С нешуточным волнением, не желая вступать в разговор в присутствии насторожившейся классной надзирательницы, я быстро пригласил моего друга на обед, назначив ему свидание в полдень, в ресторане, который он мне предложил.
Перед лицеем городка В. есть маленькая площадь, обсаженная каштанами. Я задержался там на некоторое время, задавая самому себе недоуменные вопросы: «От чего зависит успех или неудача человеческого существования? Вот Лекадье, рожденный для того, чтобы стать великим человеком, каждый год проверяет одинаковые сочинения многих поколений школяров из Турени и проводит каникулы, педантично ухаживая за смешным чудовищем, тогда как Клен, человек, конечно, умный, но отнюдь не гениальный, осуществляет в реальной жизни юношескую мечту Лекадье?» (Надо будет, думал я, попросить Клена, чтобы он добился перевода Лекадье в Париж.)

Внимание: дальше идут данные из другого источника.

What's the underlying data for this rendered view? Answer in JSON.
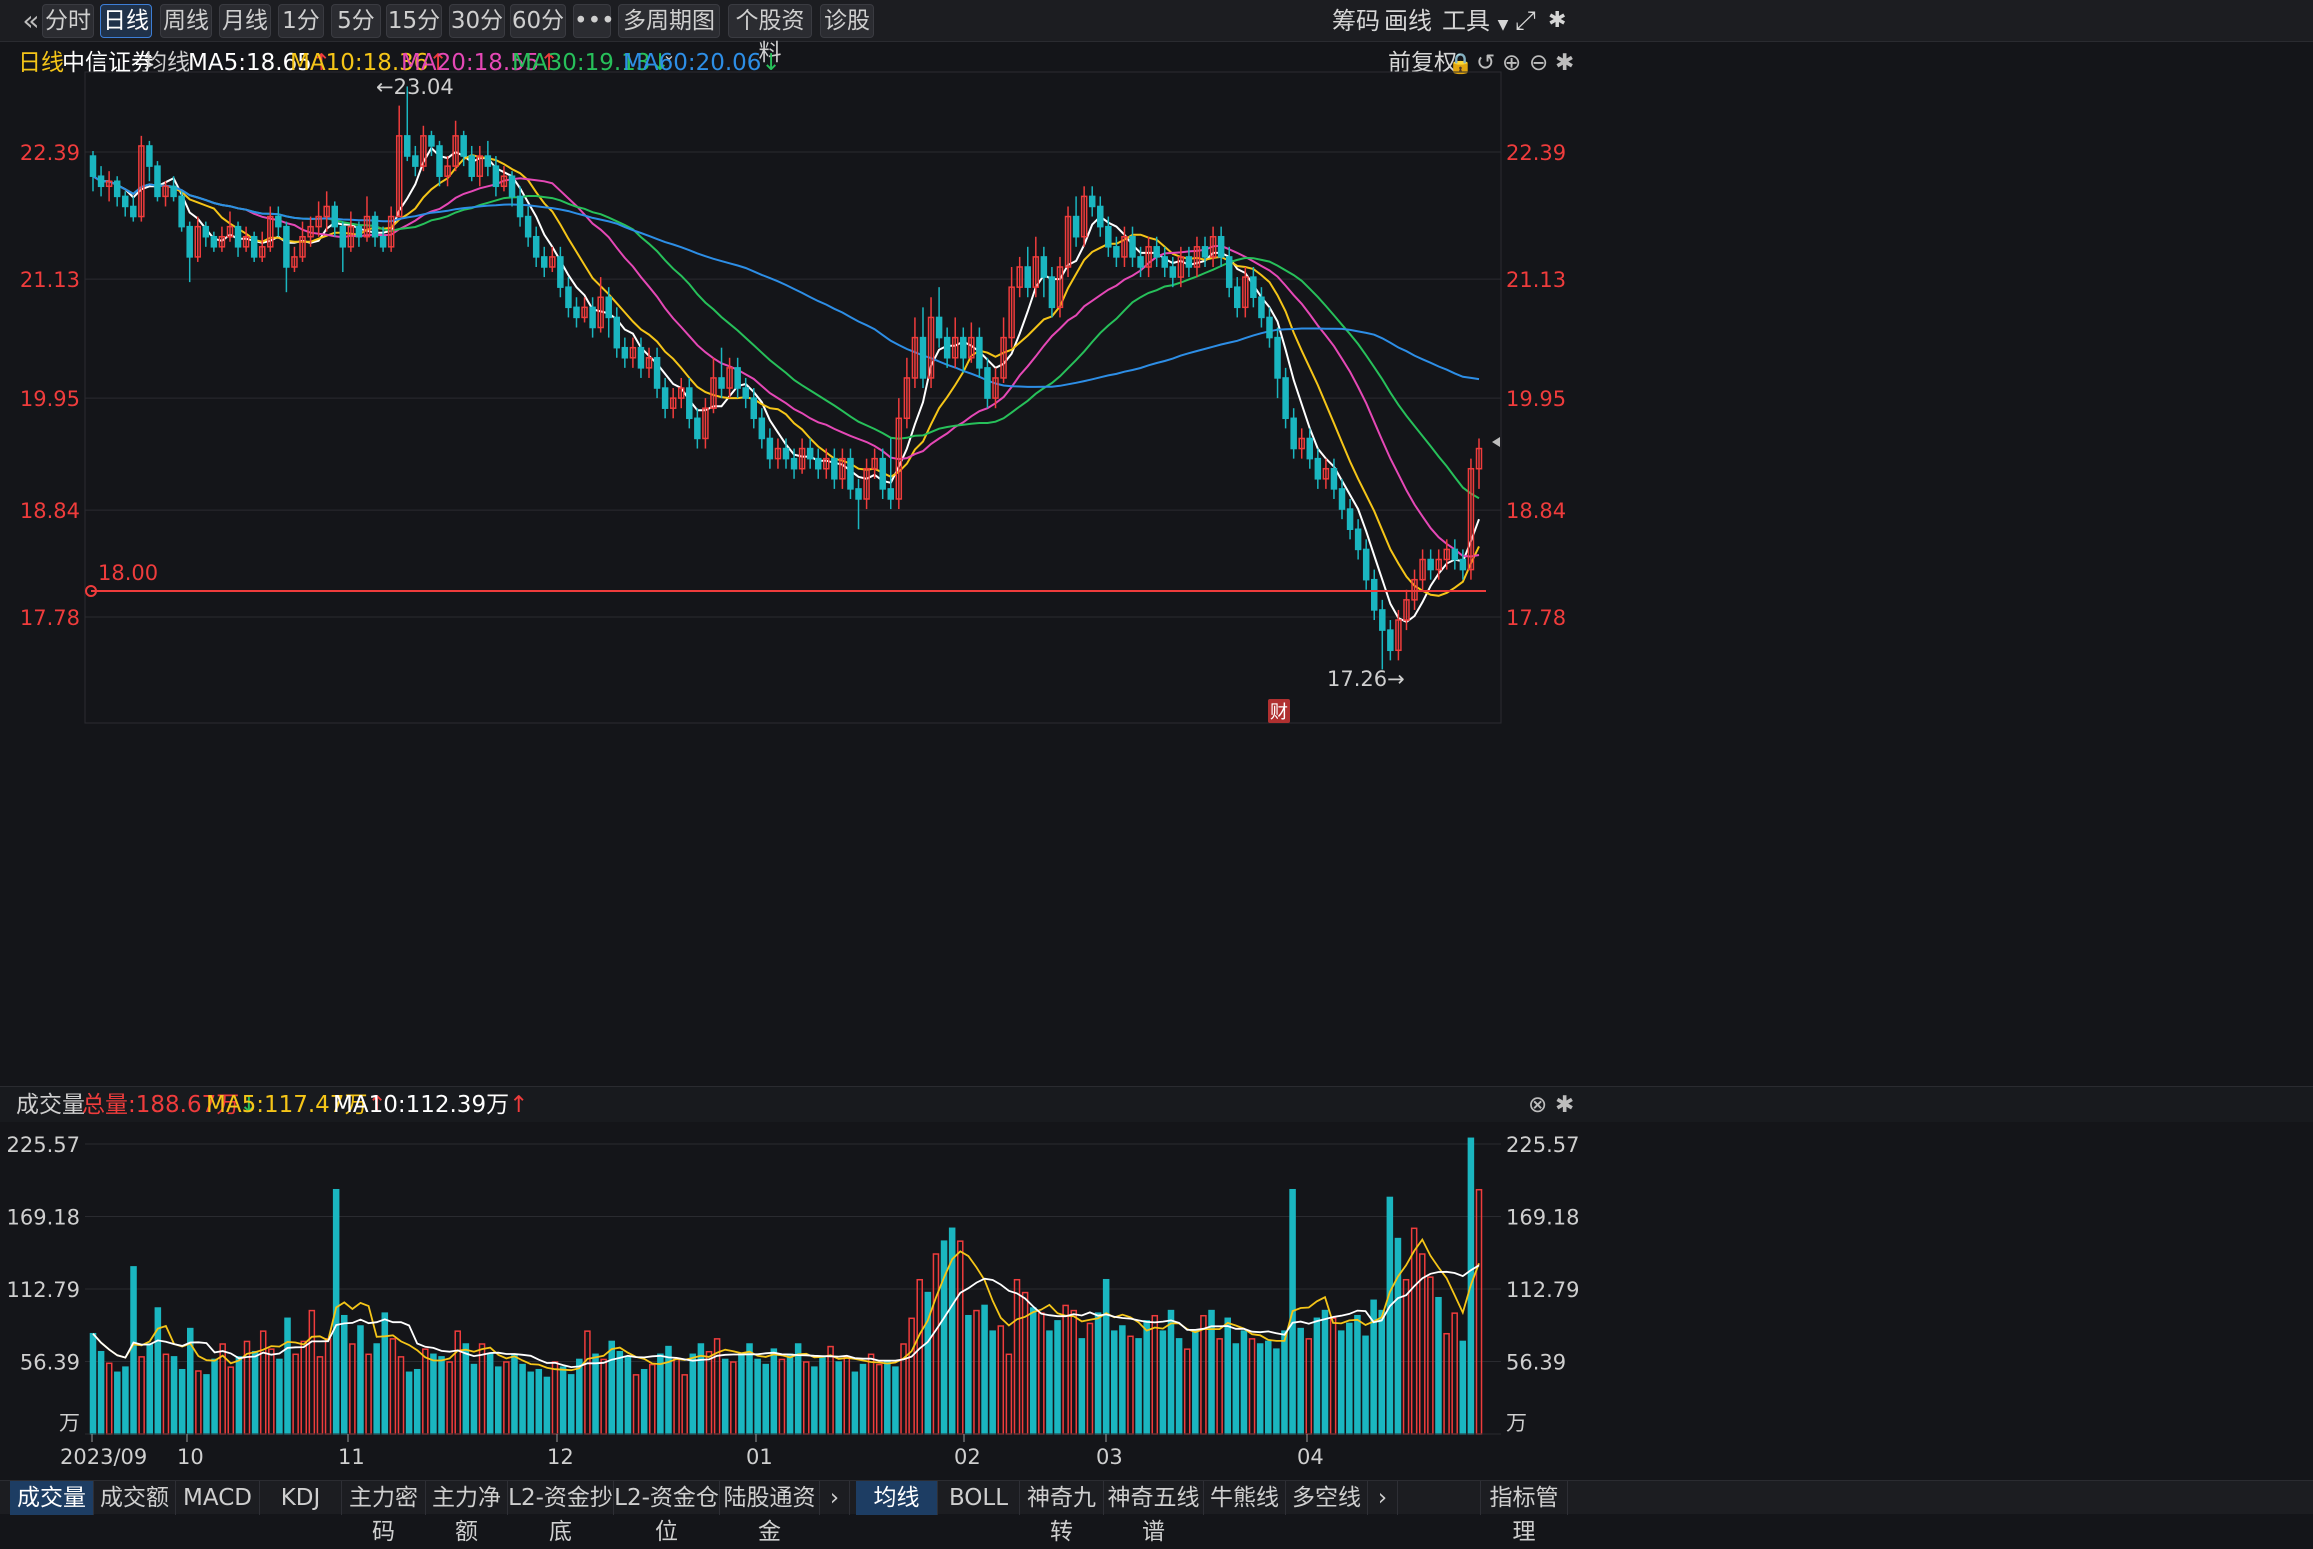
{
  "toolbar": {
    "tabs": [
      "分时",
      "日线",
      "周线",
      "月线",
      "1分",
      "5分",
      "15分",
      "30分",
      "60分"
    ],
    "more": "•••",
    "multi_period": "多周期图",
    "stock_info": "个股资料",
    "diagnose": "诊股",
    "right": [
      "筹码",
      "画线",
      "工具"
    ]
  },
  "ma_legend": {
    "period": "日线",
    "stock": "中信证券",
    "label": "均线",
    "ma5": "MA5:18.65",
    "ma10": "MA10:18.36",
    "ma20": "MA20:18.55",
    "ma30": "MA30:19.13",
    "ma60": "MA60:20.06",
    "adjust": "前复权"
  },
  "price_axis": {
    "ticks": [
      "22.39",
      "21.13",
      "19.95",
      "18.84",
      "17.78"
    ],
    "high_label": "←23.04",
    "low_label": "17.26→",
    "line_label": "18.00",
    "finance_badge": "财"
  },
  "volume_header": {
    "title": "成交量",
    "total": "总量:188.67万",
    "ma5": "MA5:117.47万",
    "ma10": "MA10:112.39万"
  },
  "volume_axis": {
    "ticks": [
      "225.57",
      "169.18",
      "112.79",
      "56.39"
    ],
    "unit": "万"
  },
  "date_axis": [
    "2023/09",
    "10",
    "11",
    "12",
    "01",
    "02",
    "03",
    "04"
  ],
  "bottom_tabs_left": [
    "成交量",
    "成交额",
    "MACD",
    "KDJ",
    "主力密码",
    "主力净额",
    "L2-资金抄底",
    "L2-资金仓位",
    "陆股通资金"
  ],
  "bottom_tabs_right": [
    "均线",
    "BOLL",
    "神奇九转",
    "神奇五线谱",
    "牛熊线",
    "多空线"
  ],
  "indicator_manage": "指标管理",
  "colors": {
    "up": "#ef3c3c",
    "down": "#1ab6c0",
    "ma5": "#ffffff",
    "ma10": "#f5c518",
    "ma20": "#e548b6",
    "ma30": "#27c05a",
    "ma60": "#2d8ee6"
  },
  "chart_data": {
    "type": "candlestick",
    "price_range": [
      16.6,
      23.6
    ],
    "volume_range": [
      0,
      240
    ],
    "candles": [
      [
        22.35,
        22.15,
        22.4,
        22.0
      ],
      [
        22.15,
        22.05,
        22.25,
        21.95
      ],
      [
        22.05,
        22.1,
        22.2,
        21.9
      ],
      [
        22.1,
        21.95,
        22.15,
        21.85
      ],
      [
        21.95,
        21.85,
        22.0,
        21.75
      ],
      [
        21.85,
        21.75,
        21.95,
        21.7
      ],
      [
        21.75,
        22.45,
        22.55,
        21.7
      ],
      [
        22.45,
        22.25,
        22.5,
        22.1
      ],
      [
        22.25,
        21.95,
        22.3,
        21.9
      ],
      [
        21.95,
        22.05,
        22.1,
        21.85
      ],
      [
        22.05,
        21.95,
        22.15,
        21.9
      ],
      [
        21.95,
        21.65,
        22.0,
        21.6
      ],
      [
        21.65,
        21.35,
        21.7,
        21.1
      ],
      [
        21.35,
        21.65,
        21.75,
        21.3
      ],
      [
        21.65,
        21.55,
        21.7,
        21.45
      ],
      [
        21.55,
        21.45,
        21.6,
        21.4
      ],
      [
        21.45,
        21.55,
        21.65,
        21.4
      ],
      [
        21.55,
        21.65,
        21.8,
        21.5
      ],
      [
        21.65,
        21.45,
        21.7,
        21.35
      ],
      [
        21.45,
        21.55,
        21.65,
        21.4
      ],
      [
        21.55,
        21.35,
        21.6,
        21.3
      ],
      [
        21.35,
        21.45,
        21.6,
        21.3
      ],
      [
        21.45,
        21.75,
        21.85,
        21.4
      ],
      [
        21.75,
        21.65,
        21.85,
        21.55
      ],
      [
        21.65,
        21.25,
        21.7,
        21.0
      ],
      [
        21.25,
        21.35,
        21.45,
        21.2
      ],
      [
        21.35,
        21.55,
        21.7,
        21.3
      ],
      [
        21.55,
        21.65,
        21.75,
        21.45
      ],
      [
        21.65,
        21.75,
        21.9,
        21.55
      ],
      [
        21.75,
        21.85,
        22.0,
        21.6
      ],
      [
        21.85,
        21.65,
        21.9,
        21.55
      ],
      [
        21.65,
        21.45,
        21.7,
        21.2
      ],
      [
        21.45,
        21.65,
        21.8,
        21.4
      ],
      [
        21.65,
        21.55,
        21.7,
        21.45
      ],
      [
        21.55,
        21.75,
        21.95,
        21.5
      ],
      [
        21.75,
        21.55,
        21.8,
        21.45
      ],
      [
        21.55,
        21.45,
        21.65,
        21.4
      ],
      [
        21.45,
        21.75,
        21.85,
        21.4
      ],
      [
        21.75,
        22.55,
        22.85,
        21.75
      ],
      [
        22.55,
        22.35,
        23.04,
        22.3
      ],
      [
        22.35,
        22.25,
        22.45,
        22.15
      ],
      [
        22.25,
        22.55,
        22.65,
        22.2
      ],
      [
        22.55,
        22.45,
        22.6,
        22.35
      ],
      [
        22.45,
        22.15,
        22.5,
        22.05
      ],
      [
        22.15,
        22.25,
        22.35,
        22.05
      ],
      [
        22.25,
        22.55,
        22.7,
        22.2
      ],
      [
        22.55,
        22.35,
        22.6,
        22.25
      ],
      [
        22.35,
        22.15,
        22.45,
        22.1
      ],
      [
        22.15,
        22.35,
        22.45,
        22.05
      ],
      [
        22.35,
        22.25,
        22.5,
        22.15
      ],
      [
        22.25,
        22.05,
        22.35,
        21.95
      ],
      [
        22.05,
        22.15,
        22.25,
        22.0
      ],
      [
        22.15,
        21.95,
        22.2,
        21.85
      ],
      [
        21.95,
        21.75,
        22.05,
        21.65
      ],
      [
        21.75,
        21.55,
        21.85,
        21.45
      ],
      [
        21.55,
        21.35,
        21.65,
        21.25
      ],
      [
        21.35,
        21.25,
        21.45,
        21.15
      ],
      [
        21.25,
        21.35,
        21.45,
        21.2
      ],
      [
        21.35,
        21.05,
        21.45,
        20.95
      ],
      [
        21.05,
        20.85,
        21.15,
        20.75
      ],
      [
        20.85,
        20.75,
        20.95,
        20.65
      ],
      [
        20.75,
        20.85,
        20.95,
        20.7
      ],
      [
        20.85,
        20.65,
        20.95,
        20.55
      ],
      [
        20.65,
        20.95,
        21.15,
        20.6
      ],
      [
        20.95,
        20.75,
        21.05,
        20.55
      ],
      [
        20.75,
        20.45,
        20.85,
        20.35
      ],
      [
        20.45,
        20.35,
        20.55,
        20.25
      ],
      [
        20.35,
        20.45,
        20.55,
        20.25
      ],
      [
        20.45,
        20.25,
        20.55,
        20.15
      ],
      [
        20.25,
        20.35,
        20.45,
        20.15
      ],
      [
        20.35,
        20.05,
        20.45,
        19.95
      ],
      [
        20.05,
        19.85,
        20.15,
        19.75
      ],
      [
        19.85,
        19.95,
        20.05,
        19.75
      ],
      [
        19.95,
        20.05,
        20.15,
        19.85
      ],
      [
        20.05,
        19.75,
        20.15,
        19.65
      ],
      [
        19.75,
        19.55,
        19.85,
        19.45
      ],
      [
        19.55,
        19.85,
        19.95,
        19.45
      ],
      [
        19.85,
        20.15,
        20.35,
        19.8
      ],
      [
        20.15,
        20.05,
        20.45,
        19.95
      ],
      [
        20.05,
        20.25,
        20.35,
        19.95
      ],
      [
        20.25,
        20.05,
        20.35,
        19.95
      ],
      [
        20.05,
        19.95,
        20.15,
        19.85
      ],
      [
        19.95,
        19.75,
        20.05,
        19.65
      ],
      [
        19.75,
        19.55,
        19.85,
        19.45
      ],
      [
        19.55,
        19.35,
        19.65,
        19.25
      ],
      [
        19.35,
        19.45,
        19.55,
        19.25
      ],
      [
        19.45,
        19.35,
        19.55,
        19.25
      ],
      [
        19.35,
        19.25,
        19.45,
        19.15
      ],
      [
        19.25,
        19.45,
        19.55,
        19.2
      ],
      [
        19.45,
        19.35,
        19.55,
        19.25
      ],
      [
        19.35,
        19.25,
        19.45,
        19.15
      ],
      [
        19.25,
        19.35,
        19.45,
        19.15
      ],
      [
        19.35,
        19.15,
        19.45,
        19.05
      ],
      [
        19.15,
        19.35,
        19.45,
        19.05
      ],
      [
        19.35,
        19.05,
        19.45,
        18.95
      ],
      [
        19.05,
        18.95,
        19.15,
        18.65
      ],
      [
        18.95,
        19.25,
        19.35,
        18.85
      ],
      [
        19.25,
        19.35,
        19.45,
        19.15
      ],
      [
        19.35,
        19.05,
        19.45,
        18.95
      ],
      [
        19.05,
        18.95,
        19.55,
        18.85
      ],
      [
        18.95,
        19.75,
        19.95,
        18.85
      ],
      [
        19.75,
        20.15,
        20.35,
        19.65
      ],
      [
        20.15,
        20.55,
        20.75,
        20.05
      ],
      [
        20.55,
        20.15,
        20.85,
        20.05
      ],
      [
        20.15,
        20.75,
        20.95,
        20.05
      ],
      [
        20.75,
        20.55,
        21.05,
        20.45
      ],
      [
        20.55,
        20.35,
        20.65,
        20.25
      ],
      [
        20.35,
        20.55,
        20.75,
        20.25
      ],
      [
        20.55,
        20.35,
        20.65,
        20.2
      ],
      [
        20.35,
        20.55,
        20.7,
        20.3
      ],
      [
        20.55,
        20.25,
        20.65,
        20.15
      ],
      [
        20.25,
        19.95,
        20.35,
        19.85
      ],
      [
        19.95,
        20.15,
        20.25,
        19.85
      ],
      [
        20.15,
        20.55,
        20.75,
        20.1
      ],
      [
        20.55,
        21.05,
        21.25,
        20.45
      ],
      [
        21.05,
        21.25,
        21.35,
        20.95
      ],
      [
        21.25,
        21.05,
        21.45,
        20.95
      ],
      [
        21.05,
        21.35,
        21.55,
        20.95
      ],
      [
        21.35,
        21.15,
        21.45,
        20.95
      ],
      [
        21.15,
        20.85,
        21.25,
        20.75
      ],
      [
        20.85,
        21.25,
        21.35,
        20.75
      ],
      [
        21.25,
        21.75,
        21.85,
        21.15
      ],
      [
        21.75,
        21.55,
        21.95,
        21.45
      ],
      [
        21.55,
        21.95,
        22.05,
        21.45
      ],
      [
        21.95,
        21.85,
        22.05,
        21.75
      ],
      [
        21.85,
        21.65,
        21.95,
        21.55
      ],
      [
        21.65,
        21.45,
        21.75,
        21.35
      ],
      [
        21.45,
        21.35,
        21.55,
        21.25
      ],
      [
        21.35,
        21.55,
        21.65,
        21.25
      ],
      [
        21.55,
        21.35,
        21.65,
        21.25
      ],
      [
        21.35,
        21.25,
        21.45,
        21.15
      ],
      [
        21.25,
        21.45,
        21.55,
        21.15
      ],
      [
        21.45,
        21.35,
        21.55,
        21.25
      ],
      [
        21.35,
        21.25,
        21.45,
        21.15
      ],
      [
        21.25,
        21.15,
        21.35,
        21.05
      ],
      [
        21.15,
        21.35,
        21.45,
        21.05
      ],
      [
        21.35,
        21.25,
        21.45,
        21.15
      ],
      [
        21.25,
        21.45,
        21.55,
        21.15
      ],
      [
        21.45,
        21.35,
        21.55,
        21.25
      ],
      [
        21.35,
        21.55,
        21.65,
        21.25
      ],
      [
        21.55,
        21.35,
        21.65,
        21.25
      ],
      [
        21.35,
        21.05,
        21.45,
        20.95
      ],
      [
        21.05,
        20.85,
        21.15,
        20.75
      ],
      [
        20.85,
        21.15,
        21.25,
        20.75
      ],
      [
        21.15,
        20.95,
        21.25,
        20.85
      ],
      [
        20.95,
        20.75,
        21.05,
        20.65
      ],
      [
        20.75,
        20.55,
        20.85,
        20.45
      ],
      [
        20.55,
        20.15,
        20.65,
        19.95
      ],
      [
        20.15,
        19.75,
        20.25,
        19.65
      ],
      [
        19.75,
        19.45,
        19.85,
        19.35
      ],
      [
        19.45,
        19.55,
        19.65,
        19.35
      ],
      [
        19.55,
        19.35,
        19.65,
        19.25
      ],
      [
        19.35,
        19.15,
        19.45,
        19.05
      ],
      [
        19.15,
        19.25,
        19.35,
        19.05
      ],
      [
        19.25,
        19.05,
        19.35,
        18.95
      ],
      [
        19.05,
        18.85,
        19.15,
        18.75
      ],
      [
        18.85,
        18.65,
        18.95,
        18.55
      ],
      [
        18.65,
        18.45,
        18.75,
        18.35
      ],
      [
        18.45,
        18.15,
        18.55,
        18.05
      ],
      [
        18.15,
        17.85,
        18.25,
        17.75
      ],
      [
        17.85,
        17.65,
        17.95,
        17.26
      ],
      [
        17.65,
        17.45,
        17.75,
        17.35
      ],
      [
        17.45,
        17.75,
        17.85,
        17.35
      ],
      [
        17.75,
        17.95,
        18.05,
        17.65
      ],
      [
        17.95,
        18.15,
        18.25,
        17.85
      ],
      [
        18.15,
        18.35,
        18.45,
        18.05
      ],
      [
        18.35,
        18.25,
        18.45,
        18.15
      ],
      [
        18.25,
        18.35,
        18.45,
        18.15
      ],
      [
        18.35,
        18.45,
        18.55,
        18.25
      ],
      [
        18.45,
        18.35,
        18.55,
        18.25
      ],
      [
        18.35,
        18.25,
        18.45,
        18.15
      ],
      [
        18.25,
        19.25,
        19.35,
        18.15
      ],
      [
        19.25,
        19.45,
        19.55,
        19.05
      ]
    ],
    "volumes": [
      78,
      64,
      55,
      48,
      52,
      130,
      60,
      70,
      98,
      62,
      60,
      50,
      82,
      49,
      46,
      58,
      70,
      52,
      60,
      72,
      64,
      80,
      66,
      58,
      90,
      62,
      72,
      96,
      60,
      74,
      190,
      92,
      70,
      84,
      62,
      70,
      94,
      74,
      60,
      48,
      50,
      66,
      62,
      60,
      56,
      80,
      70,
      54,
      70,
      62,
      52,
      56,
      62,
      54,
      48,
      50,
      44,
      56,
      52,
      46,
      58,
      80,
      62,
      58,
      72,
      64,
      60,
      46,
      50,
      54,
      62,
      68,
      58,
      46,
      62,
      70,
      64,
      74,
      58,
      56,
      62,
      70,
      58,
      54,
      66,
      58,
      62,
      70,
      56,
      52,
      60,
      68,
      56,
      60,
      48,
      54,
      62,
      54,
      56,
      52,
      70,
      90,
      120,
      110,
      140,
      150,
      160,
      150,
      92,
      96,
      100,
      80,
      84,
      62,
      120,
      110,
      98,
      94,
      80,
      88,
      100,
      96,
      74,
      86,
      94,
      120,
      80,
      84,
      76,
      74,
      88,
      92,
      80,
      96,
      74,
      66,
      80,
      92,
      96,
      74,
      90,
      70,
      80,
      74,
      70,
      72,
      66,
      80,
      190,
      82,
      74,
      90,
      96,
      90,
      80,
      86,
      92,
      76,
      104,
      96,
      184,
      152,
      120,
      160,
      140,
      122,
      106,
      78,
      94,
      72,
      230,
      190
    ],
    "ma_levels": {
      "MA5": 18.65,
      "MA10": 18.36,
      "MA20": 18.55,
      "MA30": 19.13,
      "MA60": 20.06
    },
    "volume_ma": {
      "MA5": 117.47,
      "MA10": 112.39
    },
    "reference_line": 18.0
  }
}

Направляясь к красивой романской церкви Святого Этьена, достопримечательности В., которую я хотел посмотреть, я пытался представить то, что привело к такому падению: «Вначале Лекадье не мог отличаться от себя самого. Это был тот же человек, тот же ум. Что же случилось? Должно быть, Треливан безжалостно удерживал их в провинции. Он сдержал слово и обеспечил Лекадье быстрое продвижение по службе, но закрыл ему дорогу в Париж… Провинция оказывает изумительное воздействие на некоторые умы… Сам я нашел в ней счастье. Когда-то в Руане у меня были преподаватели, которым согласие с провинциальной жизнью подарило великолепную безмятежность, чистый вкус и свободу от зигзагов моды. Но таким людям, как Лекадье, нужен Париж. В изгнании жажда власти приводит к поискам маленьких успехов. Стать светочем остроумия в В. — опасное испытание для того, кто наделен сильным характером. Стать там политиком? Очень трудно для чужака. В любом случае это долгая работа: есть законные права, понятие о старшинстве, своего рода иерархия. Для человека с темпераментом Лекадье разочарование должно было наступить очень скоро… Еще одно: одинокий человек мог бы ускользнуть, заняться другой работой, но у Лекадье была жена. После первых месяцев счастья она, вероятно, начала сожалеть об утраченной светской жизни… Можно представить себе ее медленное отступление… А потом она состарилась… Он же человек чувственный… Вокруг молоденькие девушки, занятия литературой… Мадам Треливан начинает ревновать… Жизнь превращается в череду глупых мучительных стычек… Потом болезнь, желание забыться, не забудем также привычку, удивительную относительность честолюбивых целей, счастье удовлетворенной гордости за успехи, которые в двадцать лет показались бы ему смехотворными (муниципальный совет, завоевание сердца классной надзирательницы). Но все же мой Лекадье, гениальный юноша, не может полностью исчезнуть: в этом уме должны оставаться широкие горизонты, быть может, слегка померкшие, но которые еще можно открыть, дождаться их…»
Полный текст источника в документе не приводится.